Analysis of the vapours that are released from tires reveals the presence of numerous compounds that constitute the “tire smell.” Some of these, mostly those emanating from the hydrocarbon oils, are potentially toxic. Some, like benzopyrene, are carcinogenic. Occupational exposure can often offer a glimpse into toxic effects of chemicals, but in the case of the tire industry, there are no significant studies, although one small study did suggest an increased risk of heart disease among workers who process tire chemicals.
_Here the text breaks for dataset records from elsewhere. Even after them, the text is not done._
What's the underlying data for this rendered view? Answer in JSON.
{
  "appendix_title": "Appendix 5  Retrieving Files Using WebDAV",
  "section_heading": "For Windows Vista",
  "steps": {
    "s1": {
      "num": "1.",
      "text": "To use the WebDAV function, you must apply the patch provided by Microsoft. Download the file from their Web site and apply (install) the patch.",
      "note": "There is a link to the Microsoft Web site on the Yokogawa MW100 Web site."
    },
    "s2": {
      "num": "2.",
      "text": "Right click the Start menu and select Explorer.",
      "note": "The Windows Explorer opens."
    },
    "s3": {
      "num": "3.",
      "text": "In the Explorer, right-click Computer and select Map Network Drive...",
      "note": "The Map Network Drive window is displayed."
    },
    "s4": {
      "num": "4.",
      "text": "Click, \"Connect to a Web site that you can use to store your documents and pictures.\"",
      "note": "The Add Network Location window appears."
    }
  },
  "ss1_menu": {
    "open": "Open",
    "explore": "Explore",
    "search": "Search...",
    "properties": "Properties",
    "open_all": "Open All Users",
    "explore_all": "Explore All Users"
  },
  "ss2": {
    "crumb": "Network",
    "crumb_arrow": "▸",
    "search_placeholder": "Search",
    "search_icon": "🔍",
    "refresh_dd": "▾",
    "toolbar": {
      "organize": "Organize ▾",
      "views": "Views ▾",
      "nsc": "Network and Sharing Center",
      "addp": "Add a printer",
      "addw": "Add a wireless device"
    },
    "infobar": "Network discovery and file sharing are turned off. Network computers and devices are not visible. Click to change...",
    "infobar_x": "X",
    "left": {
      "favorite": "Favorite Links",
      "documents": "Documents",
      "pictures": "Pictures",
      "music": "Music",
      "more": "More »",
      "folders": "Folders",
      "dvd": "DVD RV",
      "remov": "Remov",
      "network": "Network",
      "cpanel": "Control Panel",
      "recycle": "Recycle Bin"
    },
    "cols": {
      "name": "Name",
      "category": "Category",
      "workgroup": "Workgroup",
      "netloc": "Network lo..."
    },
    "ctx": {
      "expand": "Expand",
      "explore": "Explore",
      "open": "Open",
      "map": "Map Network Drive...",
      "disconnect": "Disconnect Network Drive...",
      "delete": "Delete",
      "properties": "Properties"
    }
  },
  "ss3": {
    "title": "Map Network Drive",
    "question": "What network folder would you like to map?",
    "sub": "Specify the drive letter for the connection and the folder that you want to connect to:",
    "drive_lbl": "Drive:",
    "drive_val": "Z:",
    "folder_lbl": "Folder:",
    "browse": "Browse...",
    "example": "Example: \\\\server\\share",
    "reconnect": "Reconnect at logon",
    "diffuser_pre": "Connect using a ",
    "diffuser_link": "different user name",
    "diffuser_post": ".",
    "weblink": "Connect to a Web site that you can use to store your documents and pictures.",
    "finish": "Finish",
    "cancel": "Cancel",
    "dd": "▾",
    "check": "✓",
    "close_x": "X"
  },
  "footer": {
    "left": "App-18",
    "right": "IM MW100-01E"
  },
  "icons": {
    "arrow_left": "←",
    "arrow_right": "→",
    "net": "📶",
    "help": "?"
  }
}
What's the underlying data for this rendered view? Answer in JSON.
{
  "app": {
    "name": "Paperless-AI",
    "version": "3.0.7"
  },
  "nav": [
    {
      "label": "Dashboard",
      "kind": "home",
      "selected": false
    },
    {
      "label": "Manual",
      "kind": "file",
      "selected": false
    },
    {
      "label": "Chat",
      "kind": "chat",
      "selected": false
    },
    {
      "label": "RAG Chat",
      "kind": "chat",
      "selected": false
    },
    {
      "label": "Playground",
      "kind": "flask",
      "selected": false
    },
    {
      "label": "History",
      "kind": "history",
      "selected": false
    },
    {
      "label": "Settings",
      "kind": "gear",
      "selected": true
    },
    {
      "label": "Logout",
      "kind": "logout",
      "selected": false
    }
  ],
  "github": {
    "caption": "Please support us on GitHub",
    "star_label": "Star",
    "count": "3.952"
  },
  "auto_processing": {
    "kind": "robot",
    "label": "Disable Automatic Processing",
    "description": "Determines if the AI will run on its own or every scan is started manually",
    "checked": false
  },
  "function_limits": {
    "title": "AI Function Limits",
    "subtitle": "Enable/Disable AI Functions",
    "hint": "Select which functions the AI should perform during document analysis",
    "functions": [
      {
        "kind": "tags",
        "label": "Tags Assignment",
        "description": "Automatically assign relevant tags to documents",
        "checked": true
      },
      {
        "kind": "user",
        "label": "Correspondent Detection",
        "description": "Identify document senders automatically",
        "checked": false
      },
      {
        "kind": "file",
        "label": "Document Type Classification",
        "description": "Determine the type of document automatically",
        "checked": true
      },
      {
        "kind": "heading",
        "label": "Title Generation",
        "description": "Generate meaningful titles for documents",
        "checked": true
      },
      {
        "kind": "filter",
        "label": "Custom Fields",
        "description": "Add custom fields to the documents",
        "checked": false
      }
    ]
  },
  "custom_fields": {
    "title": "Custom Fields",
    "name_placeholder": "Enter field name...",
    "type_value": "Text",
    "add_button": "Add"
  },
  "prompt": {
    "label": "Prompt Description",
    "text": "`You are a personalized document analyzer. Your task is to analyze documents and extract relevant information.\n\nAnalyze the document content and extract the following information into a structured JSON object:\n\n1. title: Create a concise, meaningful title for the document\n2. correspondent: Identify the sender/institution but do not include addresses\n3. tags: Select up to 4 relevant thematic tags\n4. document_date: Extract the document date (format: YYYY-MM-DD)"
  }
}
An educated guess would be that long term exposure to tire smell should be avoided, particularly by people with respiratory problems. Curiously, there are people who love the scent of new tires, some even describing an addiction to the fragrance. Amazingly, there is even a woman who just loves to chew on tire shavings! Since her addiction began, she has consumed about fifty tires and seems not the worse for wear except for the occasional upset stomach. She claims she is not worried about the chemicals in the tires but does take the precaution of washing the rubber before giving her jaws a workout. I, on the other hand, would have some concern about treating my body to a snack featuring the likes of phenantrene, chrysene, benzylbutyl phthalate and benzothiazole. I would suggest chewing gum instead. Or better yet, an apple.